Cocaine is the pure hydrochloride salt in powdered form, while crack cocaine is a combination of powdered cocaine mixed with water and another substance, usually baking soda. Crack cocaine is made by boiling pure cocaine with baking soda. Once it forms into a solid, it is broken down into smaller pieces and is sold as crack.

The name crack cocaine was derived from the sound that it produces when the drug is being heated and smoked. Since crack cocaine is highly concentrated, it can be extremely addictive.

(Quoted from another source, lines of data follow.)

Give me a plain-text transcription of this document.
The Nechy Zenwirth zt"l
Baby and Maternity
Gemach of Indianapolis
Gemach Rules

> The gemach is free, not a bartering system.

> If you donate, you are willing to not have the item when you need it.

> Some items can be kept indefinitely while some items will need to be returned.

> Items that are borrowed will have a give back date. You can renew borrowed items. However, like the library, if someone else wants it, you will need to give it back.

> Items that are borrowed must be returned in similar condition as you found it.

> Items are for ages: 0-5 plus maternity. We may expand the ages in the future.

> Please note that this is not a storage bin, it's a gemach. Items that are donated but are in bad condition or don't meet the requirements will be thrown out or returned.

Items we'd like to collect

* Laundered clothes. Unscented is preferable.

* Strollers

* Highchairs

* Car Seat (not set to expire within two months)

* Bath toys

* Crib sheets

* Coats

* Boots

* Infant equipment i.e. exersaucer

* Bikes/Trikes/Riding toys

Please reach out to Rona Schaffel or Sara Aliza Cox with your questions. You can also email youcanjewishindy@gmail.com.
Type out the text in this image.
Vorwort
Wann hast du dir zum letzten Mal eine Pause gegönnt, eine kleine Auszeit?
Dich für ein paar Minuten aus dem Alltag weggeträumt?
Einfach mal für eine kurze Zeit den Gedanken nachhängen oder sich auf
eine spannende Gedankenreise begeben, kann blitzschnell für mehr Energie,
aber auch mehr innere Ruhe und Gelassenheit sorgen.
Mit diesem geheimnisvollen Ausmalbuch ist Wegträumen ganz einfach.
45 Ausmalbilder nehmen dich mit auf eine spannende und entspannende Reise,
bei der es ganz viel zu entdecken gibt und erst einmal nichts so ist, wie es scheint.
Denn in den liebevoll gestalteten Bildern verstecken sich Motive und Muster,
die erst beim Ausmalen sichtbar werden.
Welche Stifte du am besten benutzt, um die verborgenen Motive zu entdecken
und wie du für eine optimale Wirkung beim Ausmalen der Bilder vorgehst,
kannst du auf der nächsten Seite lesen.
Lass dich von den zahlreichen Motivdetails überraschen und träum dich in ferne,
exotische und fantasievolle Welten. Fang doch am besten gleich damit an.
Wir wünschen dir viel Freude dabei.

The difference in appearance can easily distinguish cocaine from crack cocaine. Cocaine is a fine white powder, while crack cocaine comes in solid form and of varying colors (white, cream, light brown, or tan).

The manner by which they are used is also different. Cocaine is snorted while crack cocaine is smoked. When cocaine is snorted, the effects step in about 3-5 minutes, but only for a shorter duration. When it is injected, the effect may be immediately felt the same as when using crack cocaine.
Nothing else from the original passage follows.